I’m not sure it’s the feature that’ll motivate fence-sitters off their palisades to buy one, but if you already own a Wii U — or better still, two — the latest system update finally adds the option to run a full system transfer, Wii U to Wii U.
To be clear, you’re already able to transfer data off the Wii U, you just can’t back it up. Does that sound oxymoronic? Let me explain.
Wii U data can only exist in one place, so you either have it on the Wii U’s internal flash or an external USB storage device, but never in both places at once. If you brick your Wii U and your save files live on an external storage device, then you buy or receive a replacement Wii U, you’ve had no way of recovering those files. Making matters worse, Nintendo doesn’t offer cloud saves, so you could argue the Wii U is inferior to the original Nintendo Entertainment System (which in some cases allowed you to save straight to the cartridge) as well as most systems that’ve come after it.

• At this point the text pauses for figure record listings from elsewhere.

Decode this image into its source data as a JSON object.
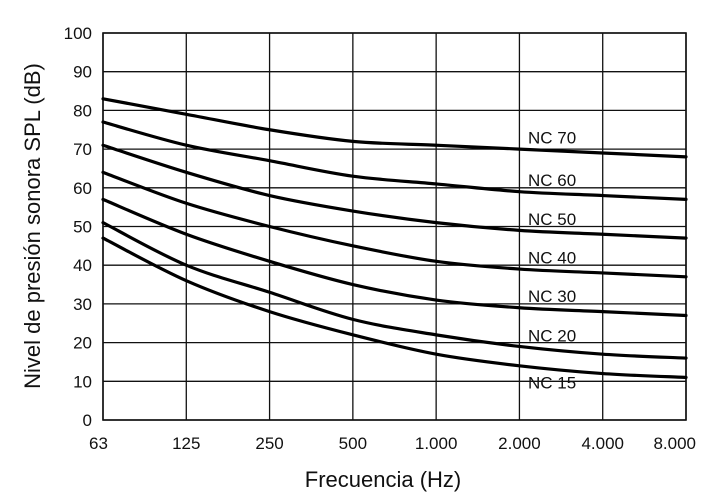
{
  "chart_data": {
    "type": "line",
    "xlabel": "Frecuencia  (Hz)",
    "ylabel": "Nivel de presión sonora SPL (dB)",
    "x_scale": "log2",
    "categories": [
      "63",
      "125",
      "250",
      "500",
      "1.000",
      "2.000",
      "4.000",
      "8.000"
    ],
    "x": [
      63,
      125,
      250,
      500,
      1000,
      2000,
      4000,
      8000
    ],
    "ylim": [
      0,
      100
    ],
    "yticks": [
      "0",
      "10",
      "20",
      "30",
      "40",
      "50",
      "60",
      "70",
      "80",
      "90",
      "100"
    ],
    "grid": true,
    "series": [
      {
        "name": "NC 70",
        "values": [
          83,
          79,
          75,
          72,
          71,
          70,
          69,
          68
        ]
      },
      {
        "name": "NC 60",
        "values": [
          77,
          71,
          67,
          63,
          61,
          59,
          58,
          57
        ]
      },
      {
        "name": "NC 50",
        "values": [
          71,
          64,
          58,
          54,
          51,
          49,
          48,
          47
        ]
      },
      {
        "name": "NC 40",
        "values": [
          64,
          56,
          50,
          45,
          41,
          39,
          38,
          37
        ]
      },
      {
        "name": "NC 30",
        "values": [
          57,
          48,
          41,
          35,
          31,
          29,
          28,
          27
        ]
      },
      {
        "name": "NC 20",
        "values": [
          51,
          40,
          33,
          26,
          22,
          19,
          17,
          16
        ]
      },
      {
        "name": "NC 15",
        "values": [
          47,
          36,
          28,
          22,
          17,
          14,
          12,
          11
        ]
      }
    ]
  }
}
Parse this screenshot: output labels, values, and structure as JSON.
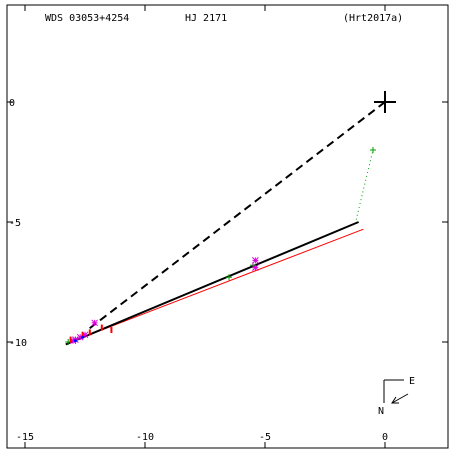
{
  "header": {
    "wds": "WDS 03053+4254",
    "discoverer": "HJ 2171",
    "reference": "(Hrt2017a)"
  },
  "compass": {
    "north": "N",
    "east": "E"
  },
  "chart_data": {
    "type": "scatter",
    "title": "",
    "xlabel": "",
    "ylabel": "",
    "xlim": [
      -15,
      2.5
    ],
    "ylim": [
      -13.9,
      3.8
    ],
    "x_ticks": [
      -15,
      -10,
      -5,
      0
    ],
    "x_tick_labels": [
      "-15",
      "-10",
      "-5",
      "0"
    ],
    "y_ticks": [
      0,
      -5,
      -10
    ],
    "y_tick_labels": [
      "0",
      "-5",
      "-10"
    ],
    "grid": false,
    "primary_star": [
      0,
      0
    ],
    "line_of_nodes": {
      "x": [
        0,
        -12.4
      ],
      "y": [
        0,
        -9.5
      ],
      "color": "#000000",
      "style": "dashed"
    },
    "orbit_fit": {
      "x": [
        -13.3,
        -1.1
      ],
      "y": [
        -10.1,
        -5.0
      ],
      "color": "#000000",
      "style": "solid"
    },
    "linear_fit": {
      "x": [
        -13.1,
        -0.9
      ],
      "y": [
        -10.0,
        -5.3
      ],
      "color": "#ff0000",
      "style": "solid"
    },
    "residual_link": {
      "x": [
        -1.2,
        -0.5
      ],
      "y": [
        -4.9,
        -2.0
      ],
      "color": "#00a000",
      "style": "dotted"
    },
    "series": [
      {
        "marker": "plus",
        "color": "#00a000",
        "points": [
          [
            -0.5,
            -2.0
          ],
          [
            -5.5,
            -6.8
          ],
          [
            -6.5,
            -7.3
          ],
          [
            -13.2,
            -10.0
          ],
          [
            -12.9,
            -9.9
          ]
        ]
      },
      {
        "marker": "asterisk",
        "color": "#e000e0",
        "points": [
          [
            -5.4,
            -6.6
          ],
          [
            -5.4,
            -6.9
          ],
          [
            -12.1,
            -9.2
          ],
          [
            -12.5,
            -9.7
          ],
          [
            -12.9,
            -9.9
          ],
          [
            -13.0,
            -9.95
          ],
          [
            -12.7,
            -9.8
          ]
        ]
      },
      {
        "marker": "tick",
        "color": "#ff0000",
        "points": [
          [
            -11.4,
            -9.5
          ],
          [
            -11.8,
            -9.4
          ],
          [
            -12.3,
            -9.6
          ],
          [
            -12.6,
            -9.7
          ],
          [
            -13.1,
            -9.9
          ]
        ]
      },
      {
        "marker": "dot",
        "color": "#0000ff",
        "points": [
          [
            -12.9,
            -9.95
          ],
          [
            -12.6,
            -9.8
          ]
        ]
      }
    ]
  }
}
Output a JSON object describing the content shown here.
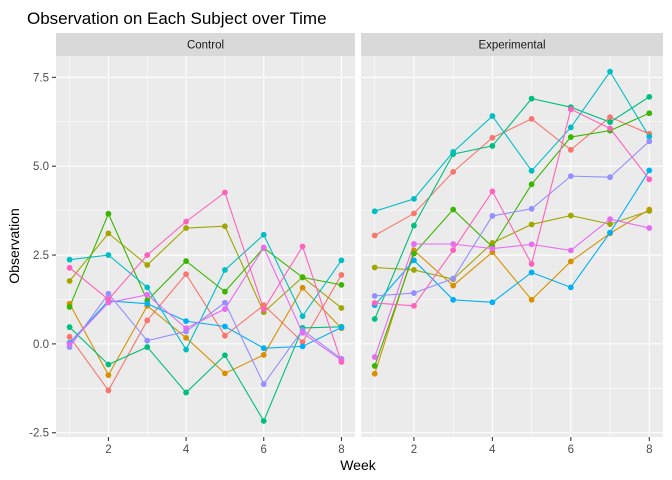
{
  "chart_data": {
    "type": "line",
    "title": "Observation on Each Subject over Time",
    "xlabel": "Week",
    "ylabel": "Observation",
    "xlim": [
      0.65,
      8.35
    ],
    "ylim": [
      -2.62,
      8.1
    ],
    "x_ticks": [
      2,
      4,
      6,
      8
    ],
    "x_tick_labels": [
      "2",
      "4",
      "6",
      "8"
    ],
    "y_ticks": [
      -2.5,
      0.0,
      2.5,
      5.0,
      7.5
    ],
    "y_tick_labels": [
      "-2.5",
      "0.0",
      "2.5",
      "5.0",
      "7.5"
    ],
    "grid": true,
    "panel_background": "#ebebeb",
    "strip_background": "#d9d9d9",
    "facets": [
      {
        "label": "Control",
        "series": [
          {
            "color": "#F8766D",
            "x": [
              1,
              2,
              3,
              4,
              5,
              6,
              7,
              8
            ],
            "values": [
              0.2,
              -1.31,
              0.66,
              1.96,
              0.23,
              1.09,
              0.05,
              1.94
            ]
          },
          {
            "color": "#D89000",
            "x": [
              1,
              2,
              3,
              4,
              5,
              6,
              7,
              8
            ],
            "values": [
              1.13,
              -0.88,
              1.07,
              0.17,
              -0.83,
              -0.31,
              1.58,
              0.44
            ]
          },
          {
            "color": "#A3A500",
            "x": [
              1,
              2,
              3,
              4,
              5,
              6,
              7,
              8
            ],
            "values": [
              1.77,
              3.11,
              2.22,
              3.26,
              3.31,
              0.89,
              1.88,
              1.01
            ]
          },
          {
            "color": "#39B600",
            "x": [
              1,
              2,
              3,
              4,
              5,
              6,
              7,
              8
            ],
            "values": [
              1.04,
              3.66,
              1.22,
              2.33,
              1.47,
              2.7,
              1.87,
              1.66
            ]
          },
          {
            "color": "#00BF7D",
            "x": [
              1,
              2,
              3,
              4,
              5,
              6,
              7,
              8
            ],
            "values": [
              0.47,
              -0.58,
              -0.09,
              -1.37,
              -0.32,
              -2.17,
              0.45,
              0.48
            ]
          },
          {
            "color": "#00BFC4",
            "x": [
              1,
              2,
              3,
              4,
              5,
              6,
              7,
              8
            ],
            "values": [
              2.37,
              2.5,
              1.59,
              -0.16,
              2.08,
              3.07,
              0.78,
              2.35
            ]
          },
          {
            "color": "#00B0F6",
            "x": [
              1,
              2,
              3,
              4,
              5,
              6,
              7,
              8
            ],
            "values": [
              0.03,
              1.21,
              1.13,
              0.64,
              0.49,
              -0.12,
              -0.07,
              0.46
            ]
          },
          {
            "color": "#9590FF",
            "x": [
              1,
              2,
              3,
              4,
              5,
              6,
              7,
              8
            ],
            "values": [
              -0.09,
              1.41,
              0.09,
              0.35,
              1.16,
              -1.13,
              0.39,
              -0.42
            ]
          },
          {
            "color": "#E76BF3",
            "x": [
              1,
              2,
              3,
              4,
              5,
              6,
              7,
              8
            ],
            "values": [
              0.0,
              1.16,
              1.38,
              0.44,
              0.98,
              2.71,
              0.31,
              -0.46
            ]
          },
          {
            "color": "#FF62BC",
            "x": [
              1,
              2,
              3,
              4,
              5,
              6,
              7,
              8
            ],
            "values": [
              2.14,
              1.25,
              2.5,
              3.44,
              4.26,
              0.97,
              2.74,
              -0.51
            ]
          }
        ]
      },
      {
        "label": "Experimental",
        "series": [
          {
            "color": "#F8766D",
            "x": [
              1,
              2,
              3,
              4,
              5,
              6,
              7,
              8
            ],
            "values": [
              3.05,
              3.67,
              4.84,
              5.8,
              6.33,
              5.46,
              6.38,
              5.91
            ]
          },
          {
            "color": "#D89000",
            "x": [
              1,
              2,
              3,
              4,
              5,
              6,
              7,
              8
            ],
            "values": [
              -0.84,
              2.63,
              1.64,
              2.58,
              1.24,
              2.32,
              3.11,
              3.78
            ]
          },
          {
            "color": "#A3A500",
            "x": [
              1,
              2,
              3,
              4,
              5,
              6,
              7,
              8
            ],
            "values": [
              2.15,
              2.08,
              1.82,
              2.84,
              3.36,
              3.61,
              3.37,
              3.74
            ]
          },
          {
            "color": "#39B600",
            "x": [
              1,
              2,
              3,
              4,
              5,
              6,
              7,
              8
            ],
            "values": [
              -0.62,
              2.54,
              3.78,
              2.73,
              4.49,
              5.82,
              6.0,
              6.49
            ]
          },
          {
            "color": "#00BF7D",
            "x": [
              1,
              2,
              3,
              4,
              5,
              6,
              7,
              8
            ],
            "values": [
              0.7,
              3.33,
              5.34,
              5.57,
              6.9,
              6.66,
              6.24,
              6.95
            ]
          },
          {
            "color": "#00BFC4",
            "x": [
              1,
              2,
              3,
              4,
              5,
              6,
              7,
              8
            ],
            "values": [
              3.73,
              4.08,
              5.4,
              6.41,
              4.87,
              6.09,
              7.66,
              5.83
            ]
          },
          {
            "color": "#00B0F6",
            "x": [
              1,
              2,
              3,
              4,
              5,
              6,
              7,
              8
            ],
            "values": [
              1.09,
              2.35,
              1.24,
              1.17,
              2.01,
              1.59,
              3.13,
              4.88
            ]
          },
          {
            "color": "#9590FF",
            "x": [
              1,
              2,
              3,
              4,
              5,
              6,
              7,
              8
            ],
            "values": [
              1.35,
              1.43,
              1.84,
              3.6,
              3.8,
              4.72,
              4.69,
              5.7
            ]
          },
          {
            "color": "#E76BF3",
            "x": [
              1,
              2,
              3,
              4,
              5,
              6,
              7,
              8
            ],
            "values": [
              -0.37,
              2.81,
              2.81,
              2.68,
              2.8,
              2.63,
              3.51,
              3.26
            ]
          },
          {
            "color": "#FF62BC",
            "x": [
              1,
              2,
              3,
              4,
              5,
              6,
              7,
              8
            ],
            "values": [
              1.15,
              1.07,
              2.64,
              4.29,
              2.25,
              6.6,
              6.06,
              4.63
            ]
          }
        ]
      }
    ]
  }
}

Nintendo’s latest Wii U system update, out yesterday, goes some way toward rectifying this deficit, but the restrictions are pretty onerous. For starters, you’ll need the source Wii U alive and kicking and running the same system software version as the destination Wii U. From there, you’re in essence running an all-or-nothing clone operation: the source Wii U transfers “any users, Nintendo Network IDs, save data, and digital content” to the target Wii U, then wipes the source Wii U clean.
That’s helpful if you own a vanilla Wii U, say, and want to transition to the annual custom-painted limited edition. But we’re probably talking about a handful of hardcore Nintendophiles. Who wants to own two otherwise identical Wii Us? And even then, you’re not backing anything up, you’re just moving it from one system to another.
It’s a shame, because what I’d wager Wii U owners really want — or at least what I do — is a way to back up those Wii U save files, be it to the cloud or an external storage device. Microsoft and Sony have supported save file duplication to external storage as well as cloud save-file backups for years. Nintendo’s system update is arguably helpful for a tiny fraction of Nintendo’s audience, in other words, but not the backup/transfer feature Wii U owners have long deserved.